There were 7470 (95% uncertainty interval [UI], 6606-8322) cases of CRC and 3624 (95% UI, 3211-4030) deaths due to CRC that occurred in a cohort of 100,000 individuals without screening beginning at 45 years of age. Incidence of CRC was reduced by more than 70% in both colonoscopy (RR, 0.21; 95% UI, 0.19-0.22) and FIT (RR, 0.29; 95% UI, 0.27-0.31) assuming 100% participation in all steps. Mortality was also reduced by 75% or more in both colonoscopy (RR, 0.19; 95% UI, 0.17-0.20) and FIT (RR, 0.25; 95% UI, 0.23-0.27) compared with no screening.
MT-sDNA testing boasted a reduction of incidence (RR, 0.32; 95% UI, 0.30-0.34) and mortality (RR, 0.27; 95% UI, 0.25-0.29) by 68% and 73% respectively when compared with no screening; FIT-RNA had similar results. Incidence and mortality were reduced by 42% (RR, 0.58; 95% UI, 0.55-0.61) and 56% (RR, 0.44; 95% UI, 0.42-0.47) when using cf-bDNA compared with no screening.
The MT-sDNA test cost $6300 (95% UI, $1100-$11,800) per QALY gained compared with no screening; cf-bDNA cost $89,600 (95% UI, $74,800-$102,300) per QALY gained compared with no screening. FIT and colonoscopy were more effective and less costly compared with no screening, cf-bDNA, and MT-sDNA. If cf-bDNA was the same price as MT-sDNA, it would still be less effective and more costly compared with FIT or colonoscopy. When looking at shorter screening intervals, RRs decreased for both incidence and mortality as interval times decreased when compared with no screening but costs remained high.

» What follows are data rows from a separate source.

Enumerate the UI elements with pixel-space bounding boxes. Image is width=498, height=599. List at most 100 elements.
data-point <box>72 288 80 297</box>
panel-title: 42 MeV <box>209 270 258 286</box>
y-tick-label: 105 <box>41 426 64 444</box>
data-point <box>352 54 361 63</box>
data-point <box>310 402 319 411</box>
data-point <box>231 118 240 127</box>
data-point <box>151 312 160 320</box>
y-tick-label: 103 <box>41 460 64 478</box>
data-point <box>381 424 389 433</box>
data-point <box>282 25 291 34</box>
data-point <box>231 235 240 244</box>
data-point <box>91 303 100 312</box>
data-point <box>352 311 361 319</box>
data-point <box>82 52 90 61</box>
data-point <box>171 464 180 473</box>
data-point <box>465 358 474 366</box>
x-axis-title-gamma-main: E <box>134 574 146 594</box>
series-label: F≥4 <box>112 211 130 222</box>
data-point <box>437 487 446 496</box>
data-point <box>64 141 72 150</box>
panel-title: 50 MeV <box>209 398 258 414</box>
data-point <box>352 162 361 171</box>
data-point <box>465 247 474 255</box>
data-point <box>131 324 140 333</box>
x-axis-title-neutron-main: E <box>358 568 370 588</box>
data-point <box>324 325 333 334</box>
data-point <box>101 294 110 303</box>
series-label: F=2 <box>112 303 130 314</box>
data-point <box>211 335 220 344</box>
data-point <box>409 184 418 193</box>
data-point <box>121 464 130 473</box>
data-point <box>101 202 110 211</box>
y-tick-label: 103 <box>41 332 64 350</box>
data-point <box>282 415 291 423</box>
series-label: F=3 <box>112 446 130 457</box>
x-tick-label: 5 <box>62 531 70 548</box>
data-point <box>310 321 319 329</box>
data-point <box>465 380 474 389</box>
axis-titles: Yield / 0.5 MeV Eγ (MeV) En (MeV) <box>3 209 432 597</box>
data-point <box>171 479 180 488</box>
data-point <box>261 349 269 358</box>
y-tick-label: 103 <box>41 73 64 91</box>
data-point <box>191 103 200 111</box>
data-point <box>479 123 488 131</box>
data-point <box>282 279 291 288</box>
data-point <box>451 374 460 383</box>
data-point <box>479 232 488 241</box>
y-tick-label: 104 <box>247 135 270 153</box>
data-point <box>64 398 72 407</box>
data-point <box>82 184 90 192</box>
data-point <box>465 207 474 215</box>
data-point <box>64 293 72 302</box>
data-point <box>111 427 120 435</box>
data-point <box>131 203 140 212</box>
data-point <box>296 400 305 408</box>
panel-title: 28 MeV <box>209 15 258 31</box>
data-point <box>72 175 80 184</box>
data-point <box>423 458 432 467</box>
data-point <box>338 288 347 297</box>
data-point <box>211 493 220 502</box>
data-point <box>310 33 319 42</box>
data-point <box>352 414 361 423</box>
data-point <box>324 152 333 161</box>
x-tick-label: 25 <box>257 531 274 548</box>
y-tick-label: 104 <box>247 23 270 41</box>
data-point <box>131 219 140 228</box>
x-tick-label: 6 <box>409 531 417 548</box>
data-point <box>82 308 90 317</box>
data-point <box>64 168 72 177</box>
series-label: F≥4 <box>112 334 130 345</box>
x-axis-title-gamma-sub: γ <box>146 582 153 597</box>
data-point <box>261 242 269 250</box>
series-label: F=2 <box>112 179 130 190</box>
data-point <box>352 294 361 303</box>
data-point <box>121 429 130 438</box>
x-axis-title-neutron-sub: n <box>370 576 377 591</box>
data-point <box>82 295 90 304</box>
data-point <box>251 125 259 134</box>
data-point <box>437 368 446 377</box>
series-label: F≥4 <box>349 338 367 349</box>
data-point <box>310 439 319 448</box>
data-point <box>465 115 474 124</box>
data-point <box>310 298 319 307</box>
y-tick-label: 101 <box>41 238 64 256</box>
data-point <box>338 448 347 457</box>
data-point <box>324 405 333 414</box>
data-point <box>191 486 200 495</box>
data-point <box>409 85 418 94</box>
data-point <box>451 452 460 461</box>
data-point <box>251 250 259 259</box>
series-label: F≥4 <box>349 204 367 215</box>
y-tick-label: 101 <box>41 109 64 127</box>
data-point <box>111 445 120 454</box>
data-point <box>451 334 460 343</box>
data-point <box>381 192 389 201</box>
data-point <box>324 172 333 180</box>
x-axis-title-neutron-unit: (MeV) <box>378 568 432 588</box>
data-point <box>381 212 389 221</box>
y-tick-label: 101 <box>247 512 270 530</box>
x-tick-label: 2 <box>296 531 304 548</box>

Should colonoscopy follow-up rates be comparable, uptake of cf-bDNA every 3 years would have to be 1.70-fold that of yearly FIT if it was to match the effect of FIT on incidence of CRC, 1.35-fold to match FIT’s effect on mortality, and 1.32-fold to match FIT’s effect on quality-adjusted life expectancy.
There were some limitations to this study. Independent test results were assumed from round to round but could be affected by lesions being missed by a test. The trials of cf-bDNA were not powered to detect differences in sensitivity by the stage of CRC but early results show a low sensitivity for stage I CRC.
The researchers concluded that cf-bDNA testing can help to reduce the mortality and incidence of CRC when compared with not performing screening at all but the cost and efficacy are still unfavorable when compared with colonoscopies and FIT. The benefit of cf-bDNA may be in its ability to bring people into screening who may not have otherwise screened but those who are already receiving stool tests and colonoscopies should remain using those tests rather than switching to cf-bDNA tests.